LA REPUBBLICA del 26 aprile 2011
A nome dell´associazione Qualcuno Fermi la Cronaca Nera, della quale sono presidente e unico iscritto, mi dichiaro entusiasta dell´esilarante incidente nel quale è incorso il Tg5, mandando in onda in pompa magna la perizia grafologica di una falsa cartolina scritta dal computer di Chi l´ha visto? e attribuita al celebre "papà delle gemelline" (nome d´arte). Siamo alla messa in scena (intervento della grafologa) su una messa in scena (falsa cartolina) di una messa in scena (la cartolina vera spedita dal probabile assassino a infanticidio avvenuto). Solo quest´ultima, che fortunatamente è nelle mani degli inquirenti e non di una redazione televisiva, appartiene all´inevitabile tragedia della realtà. Le altre due, ma soprattutto la sedicente "perizia" effettuata su una grafia che anche un bambino sa attribuire a prima vista al computer, fanno parte di quel fiorente indotto del dolore che è la "nera" televisiva, dilagante su ogni rete, padrona assoluta di molti tigì (i tre di Mediaset grondano sangue quasi da ogni titolo), presenza costante e ossessiva dei palinsesti pomeridiani. Già detto cento volte che quando "nera" e "rosa" dilagano, lo fanno a scapito di quella ragionevole indagine della realtà (e dunque della normalità) che ci aspettiamo dai media. Al nostro boicottaggio volontario (cambiare subito canale), si aggiunge il boicottaggio involontario del Tg5: è un´ottima notizia, e non di nera.
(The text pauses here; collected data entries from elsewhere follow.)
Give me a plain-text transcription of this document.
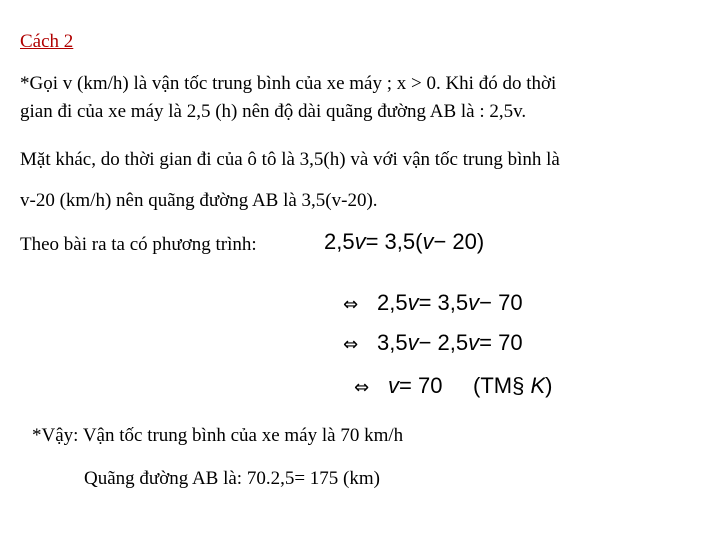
Cách 2
*Gọi v (km/h) là vận tốc trung bình của xe máy ; x > 0. Khi đó do thời
gian đi của xe máy là 2,5 (h) nên độ dài quãng đường AB là : 2,5v.
Mặt khác, do thời gian đi của ô tô là 3,5(h) và với vận tốc trung bình là
v-20 (km/h) nên quãng đường AB là 3,5(v-20).
Theo bài ra ta có phương trình:	2,5v= 3,5(v− 20)
⇔ 2,5v= 3,5v− 70
⇔ 3,5v− 2,5v= 70
⇔ v= 70     (TM§ K)
*Vậy: Vận tốc trung bình của xe máy là 70 km/h
Quãng đường AB là: 70.2,5= 175 (km)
LA REPUBBLICA del 27 aprile 2011
Il pazzesco pestaggio dei due carabinieri in Toscana innesca l´inevitabile, angoscioso dibattito sulle "responsabilità degli adulti". Genitori sconvolti, autorità sbigottite, e chiunque abbia un figlio di quell´età che si chiede quanto lo conosce, e se davvero lo conosce. Tutto dolorosamente giusto, ma forse manca, e manca da troppo tempo, anche un bel dibattito sulle responsabilità dei ragazzi. La responsabilità è un peso dell´individuo: di ogni singolo individuo. Ambiente, società, educazione, modelli di comportamento hanno il loro peso, ma a guidare i pensieri, la testa, le mani è ciascun essere umano. Né la migliore società né il miglior genitore né la migliore scuola possono governare fino in fondo le azioni di un ragazzo e determinarne il destino. Forse gli adulti dovrebbero parlare meno delle loro responsabilità, e di più delle responsabilità dei loro figli. Riusciamo a essere invadenti perfino rispetto alla colpa e al dolore, parliamo dei figli come fossero sacchi vuoti che solo le nostre virtù e i nostri vizi possono riempire. Ci rimproveriamo di "parlare poco ai figli", ma i nostri genitori con noi parlavano anche meno. Era scontato che toccasse a noi (a scuola, con gli amici, poi nel lavoro) essere ciò che eravamo, diventare ciò che eravamo capaci (o no) di diventare. Anche per questo, forse, siamo diventati adulti più in fretta. In grado di affrontare una ramanzina dei carabinieri senza uscire di senno.